Morrison is being driven by pragmatism and economics rather than ideology. “We’re a very practical government, incredibly practical,” he says, “and I can assure you that the COVID-19 crisis and the recession that it has caused has made us even more practical.”
He has not shut the door entirely to coal but, in terms of being a future energy source, it’s been left with room to play at the edges. He has done this by including carbon capture and storage in the expanded list of fledgling low-emissions technologies that could be funded under changes to the mandates of the Clean Energy Finance Corporation and the Australian Renewable Energy Association.
If the technology eventually stacked up, CCS could be used to prolong the life of some existing coal-fired plants, such as Glencore’s proposal to apply CCS to its Millmerran power station in Queensland and store the carbon in the Surat Basin.
The bigger proposals for CCS, however, relate more to gas than coal. Chevron has been striving to make it work alongside its massive Gorgon project, while Santos has a well advanced proposal to store CO2 in the Cooper Basin.
In 2016, upon being appointed Malcolm Turnbull’s energy minister, Josh Frydenberg was among the first to push for the transition away from coal to gas and renewables.

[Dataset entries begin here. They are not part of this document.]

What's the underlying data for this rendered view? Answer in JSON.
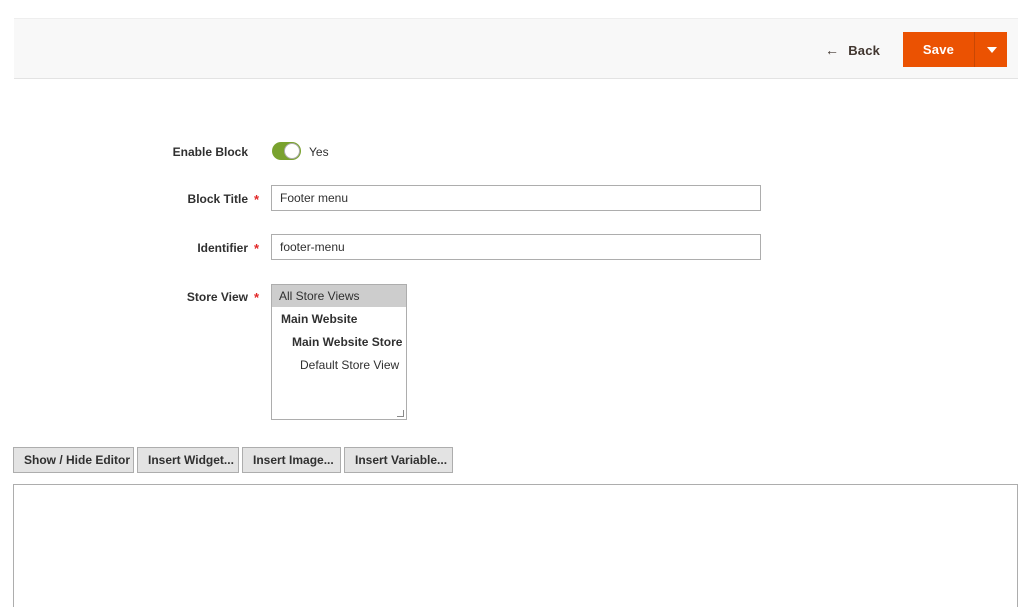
{
  "header": {
    "back_label": "Back",
    "save_label": "Save"
  },
  "form": {
    "enable_block": {
      "label": "Enable Block",
      "value_label": "Yes",
      "enabled": true
    },
    "block_title": {
      "label": "Block Title",
      "required_mark": "*",
      "value": "Footer menu"
    },
    "identifier": {
      "label": "Identifier",
      "required_mark": "*",
      "value": "footer-menu"
    },
    "store_view": {
      "label": "Store View",
      "required_mark": "*",
      "options": [
        {
          "label": "All Store Views",
          "selected": true
        },
        {
          "label": "Main Website"
        },
        {
          "label": "Main Website Store"
        },
        {
          "label": "Default Store View"
        }
      ]
    }
  },
  "editor": {
    "buttons": [
      "Show / Hide Editor",
      "Insert Widget...",
      "Insert Image...",
      "Insert Variable..."
    ]
  },
  "colors": {
    "accent": "#eb5202",
    "toggle_on": "#79a22e",
    "required": "#e22626"
  }
}
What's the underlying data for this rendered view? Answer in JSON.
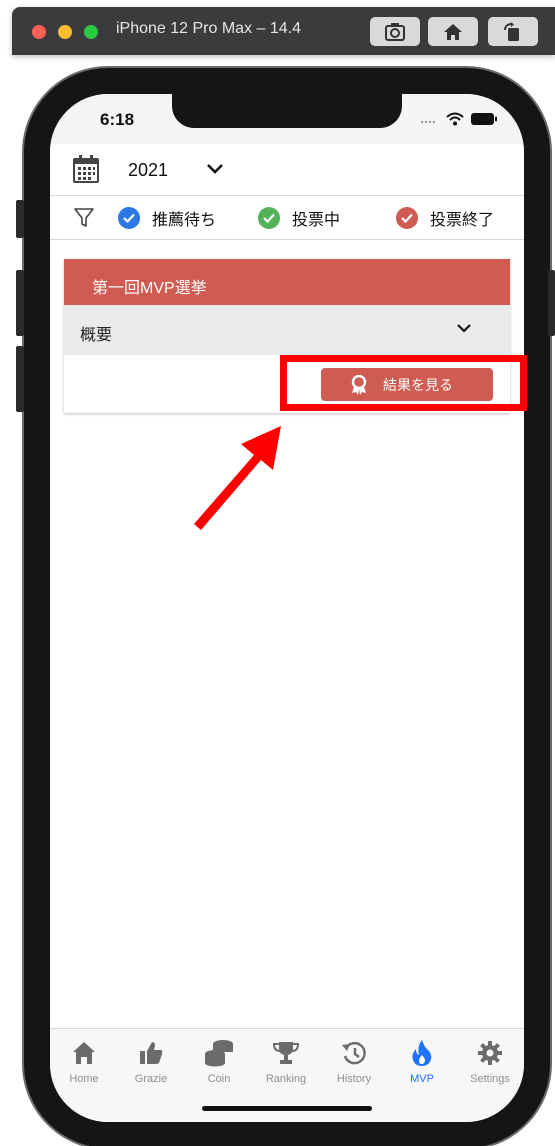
{
  "simulator": {
    "title": "iPhone 12 Pro Max – 14.4",
    "buttons": [
      "screenshot-icon",
      "home-icon",
      "rotate-icon"
    ]
  },
  "statusbar": {
    "time": "6:18",
    "icons": [
      "cellular-icon",
      "wifi-icon",
      "battery-icon"
    ]
  },
  "year_selector": {
    "value": "2021",
    "icon": "calendar-icon"
  },
  "filters": [
    {
      "label": "推薦待ち",
      "color": "#2b78e4"
    },
    {
      "label": "投票中",
      "color": "#52b35a"
    },
    {
      "label": "投票終了",
      "color": "#cf5b53"
    }
  ],
  "card": {
    "title": "第一回MVP選挙",
    "summary_label": "概要",
    "result_button": "結果を見る",
    "accent": "#cf5b53"
  },
  "tabs": [
    {
      "label": "Home",
      "icon": "home-icon"
    },
    {
      "label": "Grazie",
      "icon": "thumbs-up-icon"
    },
    {
      "label": "Coin",
      "icon": "coins-icon"
    },
    {
      "label": "Ranking",
      "icon": "trophy-icon"
    },
    {
      "label": "History",
      "icon": "history-icon"
    },
    {
      "label": "MVP",
      "icon": "fire-icon",
      "active": true
    },
    {
      "label": "Settings",
      "icon": "gear-icon"
    }
  ],
  "colors": {
    "active_tab": "#1e73ff",
    "annotation": "#ff0000"
  }
}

Gas would provide “an affordable, accessible and reliable energy supply as we transition to a low-emissions future”, he said. “We need to have diversity in energy supply, that also means gas, and there’s still going to be a reliance on coal, even though there is going to be a transition away from coal, which is not a bad thing.”
One takeout from this week is that four years later, Morrison may have succeeded in weaning the Coalition away from coal-fired power towards cleaner energy, without splitting the party.
In environmental terms, it may be small beer but in political terms it’s akin to doing a U-turn in a battleship.